Committed to staying on at her floundering coffee plantation, Maria remains startlingly unfazed by the machete-wielding boy soldiers prowling her property and the mercenary rebels demanding exorbitant tolls just beyond the gates of her vulnerable homestead. Old hierarchies have collapsed, the bottom has fallen out, and while everyone claws each other on the way down, Maria waits for the ground to rise up to meet her, stubbornly refusing to acknowledge, until it is too late, that she is an outsider who happens to be at the center of a war.

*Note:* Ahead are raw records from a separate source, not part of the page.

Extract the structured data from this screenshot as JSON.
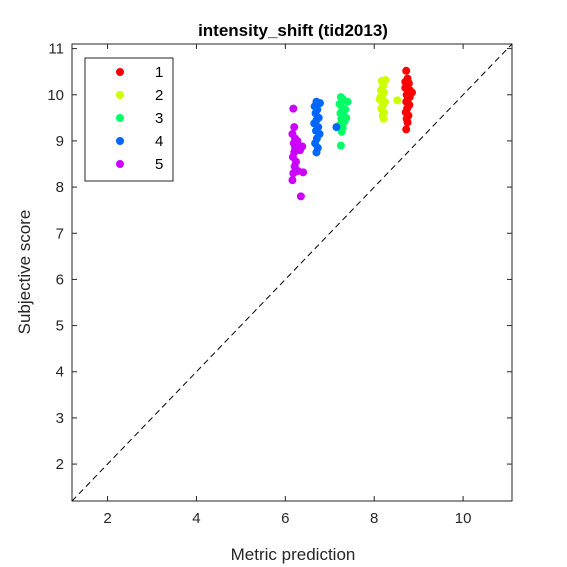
{
  "chart_data": {
    "type": "scatter",
    "title": "intensity_shift (tid2013)",
    "xlabel": "Metric prediction",
    "ylabel": "Subjective score",
    "xlim": [
      1.2,
      11.1
    ],
    "ylim": [
      1.2,
      11.1
    ],
    "xticks": [
      "2",
      "4",
      "6",
      "8",
      "10"
    ],
    "yticks": [
      "2",
      "3",
      "4",
      "5",
      "6",
      "7",
      "8",
      "9",
      "10",
      "11"
    ],
    "grid": false,
    "legend_position": "top-left",
    "reference_line": "y = x (dashed)",
    "series": [
      {
        "name": "1",
        "color": "#ff0000",
        "points": [
          [
            8.72,
            10.52
          ],
          [
            8.75,
            10.35
          ],
          [
            8.78,
            10.25
          ],
          [
            8.7,
            10.15
          ],
          [
            8.8,
            10.1
          ],
          [
            8.85,
            10.05
          ],
          [
            8.73,
            10.0
          ],
          [
            8.76,
            9.92
          ],
          [
            8.72,
            9.85
          ],
          [
            8.79,
            9.78
          ],
          [
            8.74,
            9.7
          ],
          [
            8.71,
            9.62
          ],
          [
            8.77,
            9.55
          ],
          [
            8.73,
            9.48
          ],
          [
            8.75,
            9.4
          ],
          [
            8.72,
            9.25
          ],
          [
            8.8,
            9.95
          ],
          [
            8.7,
            10.28
          ]
        ]
      },
      {
        "name": "2",
        "color": "#ccff00",
        "points": [
          [
            8.17,
            10.3
          ],
          [
            8.25,
            10.32
          ],
          [
            8.2,
            10.2
          ],
          [
            8.15,
            10.1
          ],
          [
            8.22,
            10.05
          ],
          [
            8.18,
            9.98
          ],
          [
            8.12,
            9.9
          ],
          [
            8.24,
            9.85
          ],
          [
            8.52,
            9.88
          ],
          [
            8.2,
            9.78
          ],
          [
            8.16,
            9.7
          ],
          [
            8.22,
            9.62
          ],
          [
            8.19,
            9.55
          ],
          [
            8.21,
            9.48
          ],
          [
            8.14,
            9.95
          ]
        ]
      },
      {
        "name": "3",
        "color": "#00ff66",
        "points": [
          [
            7.25,
            9.95
          ],
          [
            7.3,
            9.9
          ],
          [
            7.4,
            9.85
          ],
          [
            7.22,
            9.8
          ],
          [
            7.28,
            9.72
          ],
          [
            7.35,
            9.68
          ],
          [
            7.24,
            9.6
          ],
          [
            7.3,
            9.55
          ],
          [
            7.26,
            9.48
          ],
          [
            7.33,
            9.42
          ],
          [
            7.23,
            9.35
          ],
          [
            7.29,
            9.28
          ],
          [
            7.27,
            9.2
          ],
          [
            7.25,
            8.9
          ],
          [
            7.37,
            9.5
          ]
        ]
      },
      {
        "name": "4",
        "color": "#0066ff",
        "points": [
          [
            6.7,
            9.85
          ],
          [
            6.78,
            9.82
          ],
          [
            6.66,
            9.75
          ],
          [
            6.72,
            9.68
          ],
          [
            6.68,
            9.6
          ],
          [
            6.75,
            9.5
          ],
          [
            6.7,
            9.45
          ],
          [
            6.65,
            9.38
          ],
          [
            6.74,
            9.3
          ],
          [
            6.69,
            9.22
          ],
          [
            6.77,
            9.15
          ],
          [
            6.71,
            9.05
          ],
          [
            6.67,
            8.95
          ],
          [
            6.73,
            8.85
          ],
          [
            6.7,
            8.75
          ],
          [
            7.15,
            9.3
          ]
        ]
      },
      {
        "name": "5",
        "color": "#cc00ff",
        "points": [
          [
            6.18,
            9.7
          ],
          [
            6.2,
            9.3
          ],
          [
            6.16,
            9.15
          ],
          [
            6.22,
            9.05
          ],
          [
            6.19,
            8.95
          ],
          [
            6.3,
            8.9
          ],
          [
            6.38,
            8.88
          ],
          [
            6.25,
            8.82
          ],
          [
            6.33,
            8.8
          ],
          [
            6.2,
            8.75
          ],
          [
            6.17,
            8.65
          ],
          [
            6.24,
            8.55
          ],
          [
            6.21,
            8.45
          ],
          [
            6.18,
            8.3
          ],
          [
            6.28,
            8.35
          ],
          [
            6.4,
            8.32
          ],
          [
            6.16,
            8.15
          ],
          [
            6.35,
            7.8
          ],
          [
            6.22,
            8.85
          ],
          [
            6.27,
            9.0
          ]
        ]
      }
    ]
  }
}
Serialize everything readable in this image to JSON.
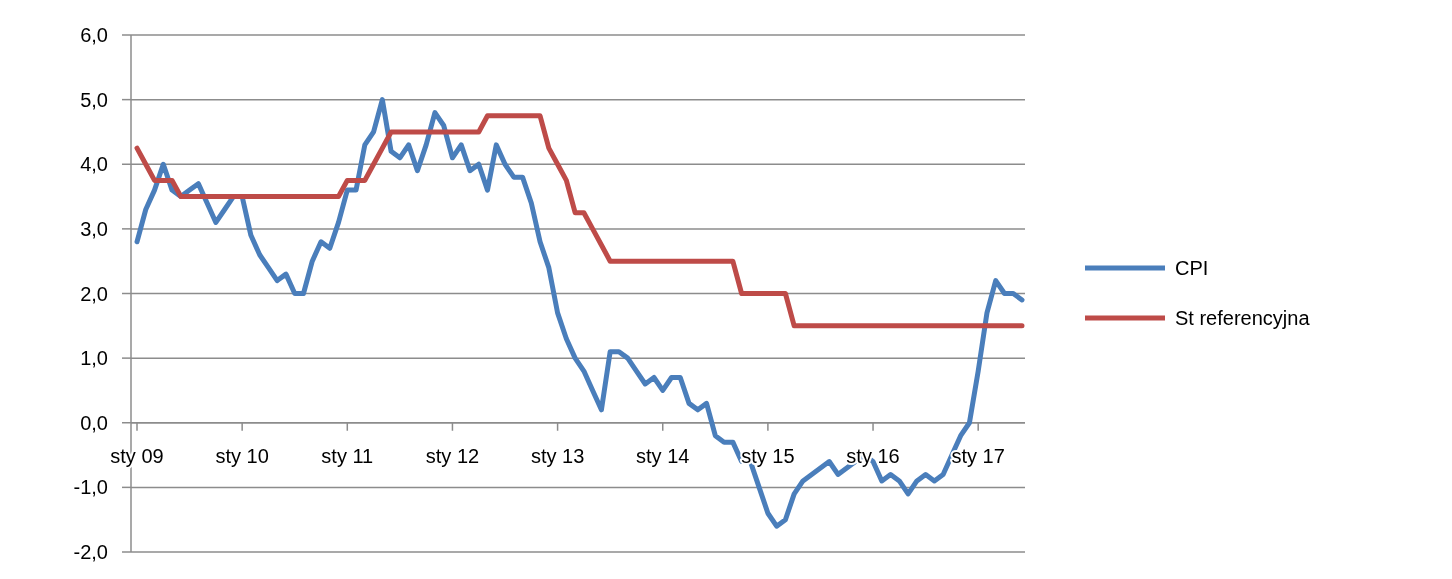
{
  "chart_data": {
    "type": "line",
    "categories": [
      "sty 09",
      null,
      null,
      null,
      null,
      null,
      null,
      null,
      null,
      null,
      null,
      null,
      "sty 10",
      null,
      null,
      null,
      null,
      null,
      null,
      null,
      null,
      null,
      null,
      null,
      "sty 11",
      null,
      null,
      null,
      null,
      null,
      null,
      null,
      null,
      null,
      null,
      null,
      "sty 12",
      null,
      null,
      null,
      null,
      null,
      null,
      null,
      null,
      null,
      null,
      null,
      "sty 13",
      null,
      null,
      null,
      null,
      null,
      null,
      null,
      null,
      null,
      null,
      null,
      "sty 14",
      null,
      null,
      null,
      null,
      null,
      null,
      null,
      null,
      null,
      null,
      null,
      "sty 15",
      null,
      null,
      null,
      null,
      null,
      null,
      null,
      null,
      null,
      null,
      null,
      "sty 16",
      null,
      null,
      null,
      null,
      null,
      null,
      null,
      null,
      null,
      null,
      null,
      "sty 17",
      null,
      null,
      null,
      null,
      null
    ],
    "series": [
      {
        "name": "CPI",
        "color": "#4a7ebb",
        "values": [
          2.8,
          3.3,
          3.6,
          4.0,
          3.6,
          3.5,
          3.6,
          3.7,
          3.4,
          3.1,
          3.3,
          3.5,
          3.5,
          2.9,
          2.6,
          2.4,
          2.2,
          2.3,
          2.0,
          2.0,
          2.5,
          2.8,
          2.7,
          3.1,
          3.6,
          3.6,
          4.3,
          4.5,
          5.0,
          4.2,
          4.1,
          4.3,
          3.9,
          4.3,
          4.8,
          4.6,
          4.1,
          4.3,
          3.9,
          4.0,
          3.6,
          4.3,
          4.0,
          3.8,
          3.8,
          3.4,
          2.8,
          2.4,
          1.7,
          1.3,
          1.0,
          0.8,
          0.5,
          0.2,
          1.1,
          1.1,
          1.0,
          0.8,
          0.6,
          0.7,
          0.5,
          0.7,
          0.7,
          0.3,
          0.2,
          0.3,
          -0.2,
          -0.3,
          -0.3,
          -0.6,
          -0.6,
          -1.0,
          -1.4,
          -1.6,
          -1.5,
          -1.1,
          -0.9,
          -0.8,
          -0.7,
          -0.6,
          -0.8,
          -0.7,
          -0.6,
          -0.5,
          -0.6,
          -0.9,
          -0.8,
          -0.9,
          -1.1,
          -0.9,
          -0.8,
          -0.9,
          -0.8,
          -0.5,
          -0.2,
          0.0,
          0.8,
          1.7,
          2.2,
          2.0,
          2.0,
          1.9
        ]
      },
      {
        "name": "St referencyjna",
        "color": "#be4b48",
        "values": [
          4.25,
          4.0,
          3.75,
          3.75,
          3.75,
          3.5,
          3.5,
          3.5,
          3.5,
          3.5,
          3.5,
          3.5,
          3.5,
          3.5,
          3.5,
          3.5,
          3.5,
          3.5,
          3.5,
          3.5,
          3.5,
          3.5,
          3.5,
          3.5,
          3.75,
          3.75,
          3.75,
          4.0,
          4.25,
          4.5,
          4.5,
          4.5,
          4.5,
          4.5,
          4.5,
          4.5,
          4.5,
          4.5,
          4.5,
          4.5,
          4.75,
          4.75,
          4.75,
          4.75,
          4.75,
          4.75,
          4.75,
          4.25,
          4.0,
          3.75,
          3.25,
          3.25,
          3.0,
          2.75,
          2.5,
          2.5,
          2.5,
          2.5,
          2.5,
          2.5,
          2.5,
          2.5,
          2.5,
          2.5,
          2.5,
          2.5,
          2.5,
          2.5,
          2.5,
          2.0,
          2.0,
          2.0,
          2.0,
          2.0,
          2.0,
          1.5,
          1.5,
          1.5,
          1.5,
          1.5,
          1.5,
          1.5,
          1.5,
          1.5,
          1.5,
          1.5,
          1.5,
          1.5,
          1.5,
          1.5,
          1.5,
          1.5,
          1.5,
          1.5,
          1.5,
          1.5,
          1.5,
          1.5,
          1.5,
          1.5,
          1.5,
          1.5
        ]
      }
    ],
    "ylim": [
      -2,
      6
    ],
    "yticks": [
      {
        "value": -2,
        "label": "-2,0"
      },
      {
        "value": -1,
        "label": "-1,0"
      },
      {
        "value": 0,
        "label": "0,0"
      },
      {
        "value": 1,
        "label": "1,0"
      },
      {
        "value": 2,
        "label": "2,0"
      },
      {
        "value": 3,
        "label": "3,0"
      },
      {
        "value": 4,
        "label": "4,0"
      },
      {
        "value": 5,
        "label": "5,0"
      },
      {
        "value": 6,
        "label": "6,0"
      }
    ],
    "grid": "y",
    "legend": "right",
    "marker": "none",
    "line_style": "solid"
  }
}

Maria’s willful occlusion and sometimes cruel denials—of her own culpability, of her son’s slow slide into nihilism—never register as frigid villainy, because Denis is less intent on probing post-colonial psychology than conjuring a vivid daydream of creeping dread and bound destinies. White Material’s most stunning moments are silent snapshots of the slow motions and still lives that bracket acts of violence: rebels emerging, wraithlike, from a stand of trees; a ragtag militia of children napping in a looted house; a transistor radio squawking in the dirt; bodies prone behind a pharmacy counter. It is almost as if Maria has been cast as the political actor who shall not act, so that this violence, seemingly so arbitrarily dispersed, might have a place to eventually converge. White Material ends where it begins—a figure in limbo, running—and there are still people left alive to follow their loved ones into death, yet I did not want this horrible story to end, not as long as Denis was acting as guide.